Notice that unlike PyTorch:
- There is much better support for deployment on different platforms
- TensorFlow is more popular than PyTorch
- Large part of the high-level functionality is delegated to `tf.keras` (and we will see later that `keras` can operate completely independently from tensorflow)

### 📊 Reading and Handling Data

Like PyTorch, we wrap our data in a Dataset object. 

Usually you will use `tf.data.Dataset.from_tensor_slices`, what it does is take a tensor (or something that could be converted to that) of shape `(N1,N2,...)` and splits it into `N1` tensors of shape `(N2,N3,...)`.

In [16]:
import tensorflow as tf

dataset = tf.data.Dataset.from_tensor_slices([[1, 2], [3, 4], [5, 6]]) # not indexable but iterable.
print(dataset.element_spec)                                            # can't use shape  on whole dataset but this gives shape of one element

print(f"It's an instance of Dataset: {isinstance(dataset, tf.data.Dataset)}")
for element in dataset: print(element)         
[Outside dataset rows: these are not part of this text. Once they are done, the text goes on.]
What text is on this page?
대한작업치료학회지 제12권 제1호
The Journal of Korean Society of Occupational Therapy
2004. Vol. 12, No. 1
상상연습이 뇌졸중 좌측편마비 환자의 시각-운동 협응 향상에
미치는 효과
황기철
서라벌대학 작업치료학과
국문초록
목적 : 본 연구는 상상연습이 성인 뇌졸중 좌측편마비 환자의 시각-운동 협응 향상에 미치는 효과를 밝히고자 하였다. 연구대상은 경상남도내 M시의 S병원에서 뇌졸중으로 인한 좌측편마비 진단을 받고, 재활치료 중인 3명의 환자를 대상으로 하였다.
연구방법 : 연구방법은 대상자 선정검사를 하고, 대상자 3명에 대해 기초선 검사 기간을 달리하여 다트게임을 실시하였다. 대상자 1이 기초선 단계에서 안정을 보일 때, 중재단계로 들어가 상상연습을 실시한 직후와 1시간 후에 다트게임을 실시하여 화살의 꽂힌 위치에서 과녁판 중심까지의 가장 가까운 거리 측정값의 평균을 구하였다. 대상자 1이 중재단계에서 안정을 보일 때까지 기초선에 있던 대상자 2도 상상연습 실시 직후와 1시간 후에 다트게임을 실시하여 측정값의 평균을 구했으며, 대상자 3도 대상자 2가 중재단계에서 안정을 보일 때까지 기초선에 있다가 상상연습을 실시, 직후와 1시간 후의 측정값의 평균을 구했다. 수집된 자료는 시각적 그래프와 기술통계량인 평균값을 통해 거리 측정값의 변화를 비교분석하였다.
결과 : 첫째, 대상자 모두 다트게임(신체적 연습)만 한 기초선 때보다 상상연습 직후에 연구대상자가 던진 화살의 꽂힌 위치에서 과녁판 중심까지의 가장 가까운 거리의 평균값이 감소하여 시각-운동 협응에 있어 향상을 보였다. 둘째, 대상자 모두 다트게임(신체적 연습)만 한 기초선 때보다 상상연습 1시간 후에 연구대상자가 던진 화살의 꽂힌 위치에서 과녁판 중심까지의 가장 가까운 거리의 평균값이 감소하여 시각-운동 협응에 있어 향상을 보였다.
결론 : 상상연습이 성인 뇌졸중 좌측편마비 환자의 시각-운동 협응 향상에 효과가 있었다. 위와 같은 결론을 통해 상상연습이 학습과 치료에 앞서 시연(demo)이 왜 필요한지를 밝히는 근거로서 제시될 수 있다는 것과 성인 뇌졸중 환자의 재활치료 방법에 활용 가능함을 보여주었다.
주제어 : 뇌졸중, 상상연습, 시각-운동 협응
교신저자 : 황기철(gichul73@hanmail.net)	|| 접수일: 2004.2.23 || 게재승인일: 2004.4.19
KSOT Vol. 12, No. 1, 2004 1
TensorSpec(shape=(2,), dtype=tf.int32, name=None)
It's an instance of Dataset: True
tf.Tensor([1 2], shape=(2,), dtype=int32)
tf.Tensor([3 4], shape=(2,), dtype=int32)
tf.Tensor([5 6], shape=(2,), dtype=int32)


Let's look at some basic operations we can do with our dataset object:

In [17]:
# filtering
filtered_dataset = dataset.filter(lambda x : x[0] > 2)
# mapping
mapped_dataset = dataset.map(lambda x : x**2)
# shuffling 
shuffled_dataset = mapped_dataset.shuffle(buffer_size=len(mapped_dataset))
for element in shuffled_dataset: print(element)         

tf.Tensor([25 36], shape=(2,), dtype=int32)
tf.Tensor([1 4], shape=(2,), dtype=int32)
tf.Tensor([ 9 16], shape=(2,), dtype=int32)


Zipping is also possible (and can be handled with `from_tensor_slices` as we will see later)

In [18]:
import tensorflow as tf

# Dummy features and labels
x_data = tf.data.Dataset.from_tensor_slices([[1.0, 2.0], [3.0, 4.0], [5.0, 6.0]])
y_data = tf.data.Dataset.from_tensor_slices([0, 1, 0])  # Binary classification labels

# Combine features and labels
dataset = tf.data.Dataset.zip((x_data, y_data))

# Iterate over the combined dataset
for x, y in dataset:
    print("Feature:", x.numpy(), "Label:", y.numpy())

Feature: [1. 2.] Label: 0
Feature: [3. 4.] Label: 1
Feature: [5. 6.] Label: 0


Batching

In [19]:
# Batch the dataset
batch_size = 2
batched_dataset = dataset.batch(batch_size, drop_remainder=True).prefetch(1)        
# prefetch "When the GPU is propagating on the current batch
# we want the CPU to process the next batch of data so that it is immediately ready."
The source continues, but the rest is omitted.